Athlon Sports ranked all 125 coaches heading into 2013, and that includes the 10 coaches in the Big 12. First on the list is no surprise and won't get any argument from me.
Kansas State's Bill Snyder checked in at No. 3, behind only Alabama's Nick Saban and Ohio State's Urban Meyer.
"As long as Snyder roams the sidelines in Manhattan, regardless of how many starters Kansas State loses, never count out the Wildcats from the Big 12 title discussion," writes Steve Lassan.
Well said. That'll be put to the test this season. Only eight starters return from last year's Big 12 title team, more than only three teams in college football.

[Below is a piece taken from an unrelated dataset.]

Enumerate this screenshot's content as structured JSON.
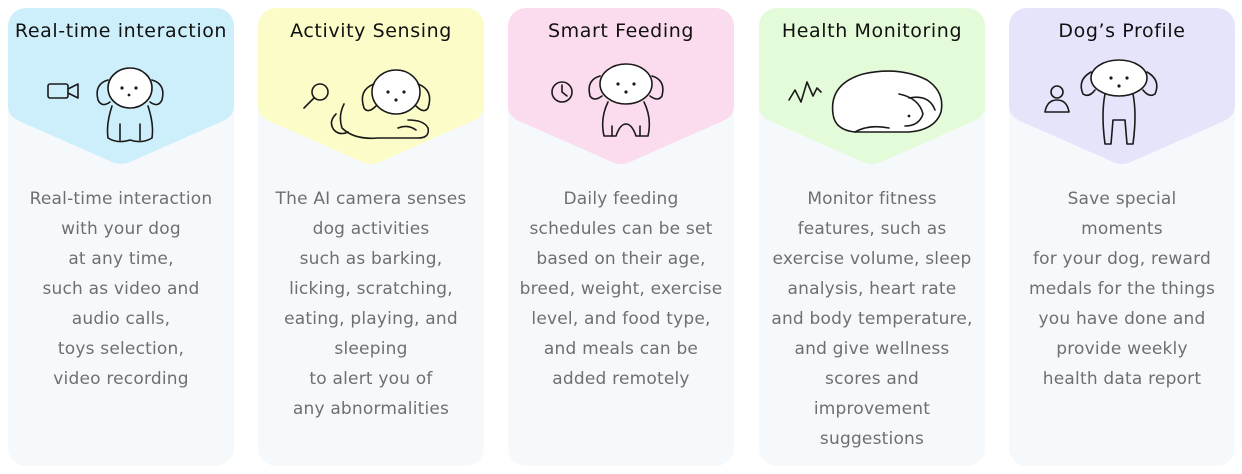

Oklahoma's Bob Stoops showed up at No. 7 on the list, just three spots ahead of TCU's Gary Patterson, at No. 10.
"The Kansas native had no FBS head coaching experience when he was promoted at TCU in 2000 but has eight seasons of 10 or more wins, including a 13-0 mark in 2010," Lassan notes.
You can't deny the growth Art Briles has developed at Baylor, and he's at No. 13 on the list after taking the Bears to three consecutive bowl games for the first time in school history. Things look like they're only getting better in Waco, too.
It's a little surprising to see him two spots ahead of Oklahoma State's Mike Gundy at No. 15, but you could make the case either way. Briles' job was infinitely harder than Gundy's, but you can't argue with Gundy's Big 12 title ring, the Pokes' first in about three decades.
Texas' Mack Brown is all the way down at No. 28. The past three seasons have taken their toll on his national reputation, no doubt. It's been quite a slide for the Longhorns.
"The Longhorns have the talent to win the Big 12 title in 2013. If Texas fails to surpass its 2012 win total (nine), there will be plenty of calls for a coaching change in Austin," Lassan writes.
I definitely agree with that. Huge season waiting in Austin.
Paul Rhoads is at No. 38, 10 spots lower. His reputation perhaps exceeds the actual on-field results, but his degree of difficulty in this league is probably even greater than what Briles faces. Briles at least has the advantage of being close to big-time talent in Central Texas. Rhoads' talent pool in Iowa is a lot different, and convincing guys to come north isn't easy.
Dana Holgorsen showed up at No. 50, which definitely seems low, but when you've only been a head coach for two seasons and have a five-game losing streak in one of them, you surrender some right to argue your status, I'd say. He's got a conference title and a BCS bowl win, but winning the Big East won't impress too many folks.
Kliff Kingsbury is down at No. 66, which is where I'd say all first-year coaches belong to start. Any new first-time coach has potential, but they haven't proven to be great or poor yet. Put 'em in the middle, I say.
Lassan has Charlie Weis at No. 106 after his 1-11 campaign at KU last season.
Here's the full list:
No. 3: Bill Snyder, Kansas State
No. 7: Bob Stoops, Oklahoma
No. 10: Gary Patterson, TCU
No. 13: Art Briles, Baylor
No. 15: Mike Gundy, Oklahoma State
No. 28: Mack Brown, Texas
No. 38: Paul Rhoads, Iowa State
No. 50: Dana Holgorsen, West Virginia
No. 66: Kliff Kingsbury, Texas Tech
No. 106: Charlie Weis, Kansas
That gives the Big 12 half of its coaches in the top 15. Not bad.